Dieter Oßwald schaut auf die Darsteller. "Dass diese psychologische Rechnung aufgeht, liegt an den überzeugenden Akteuren Liam Neeson und James Nesbitt, die mit minimalem Einsatz maximale Wirkung erreichen. Trotz reichlich Dialogen verkommt das Schuld und Sühne-Drama nicht zum Kammerspiel, sondern gerät zum enorm spannenden Thriller, dem zu keiner Minute die dramaturgische Luft ausgeht. Oliver Hirschbiegel setzt gekonnt auf suspense und bekam für seine clevere Inszenierung nicht umsonst den Regiepreis beim renommierten Festival von Sundance. Seinen grässlichen Nicole Kidman-Flop INVASION (INVASION Trailer) hat Oliver Hirschbiegel damit mehr als ausgebügelt."

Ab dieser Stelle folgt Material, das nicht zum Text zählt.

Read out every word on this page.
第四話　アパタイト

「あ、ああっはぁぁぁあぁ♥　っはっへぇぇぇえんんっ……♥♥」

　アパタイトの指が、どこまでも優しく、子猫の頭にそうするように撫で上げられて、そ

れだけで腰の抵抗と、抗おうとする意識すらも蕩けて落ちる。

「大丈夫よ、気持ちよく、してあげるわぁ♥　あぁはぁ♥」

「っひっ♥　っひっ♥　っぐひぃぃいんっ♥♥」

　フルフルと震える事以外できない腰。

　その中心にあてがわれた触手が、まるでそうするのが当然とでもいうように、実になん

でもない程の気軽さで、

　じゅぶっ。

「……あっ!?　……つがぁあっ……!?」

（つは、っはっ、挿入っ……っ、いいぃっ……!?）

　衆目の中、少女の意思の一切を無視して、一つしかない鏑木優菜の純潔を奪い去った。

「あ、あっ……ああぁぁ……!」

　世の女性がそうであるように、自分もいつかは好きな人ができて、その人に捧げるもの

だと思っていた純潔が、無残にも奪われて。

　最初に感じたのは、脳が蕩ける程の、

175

01. Juni 2010 | FIVE MINUTES OF HEAVEN • Kritik • programmkino.de

Nicht in jeder Phase dramaturgisch gleich stark ist der Film, kritisiert Thomas Engel. "Doch auch deshalb sehenswert, weil Liam Neeson (Alistair) und James Nesbitt (Joe) ihre Rollen großartig interpretieren. Man wird als Zuschauer gepackt und nicht mehr so schnell losgelassen – auch wenn einem der Nordirland-Konflikt relativ fremd ist. Die in Ulster Betroffenen müssen das noch mehr spüren."

01. Mai 2010 | FIVE MINUTES OF HEAVEN • Kritik • Five Minutes of Heaven

Überblick zum Film auf moviepilot.de

02. Oktober 2009 | FIVE MINUTES OF HEAVEN • Kritik • outnow.ch

"FIVE MINUTES OF HEAVEN (FIVE MINUTES OF HEAVEN Trailer) ist ein ruhiger Film über die Themen Mord, Rache, aber auch Vergebung mit interessanten Diskussionsansätzen. Zudem ist das Werk an einigen Stellen so unerträglich spannend, dass man beinahe die Sitzlehnen des Kinosessels beschädigt. Das Thema Rache wurde schon oft im Film thematisiert, aber selten so eindringlich und ehrlich."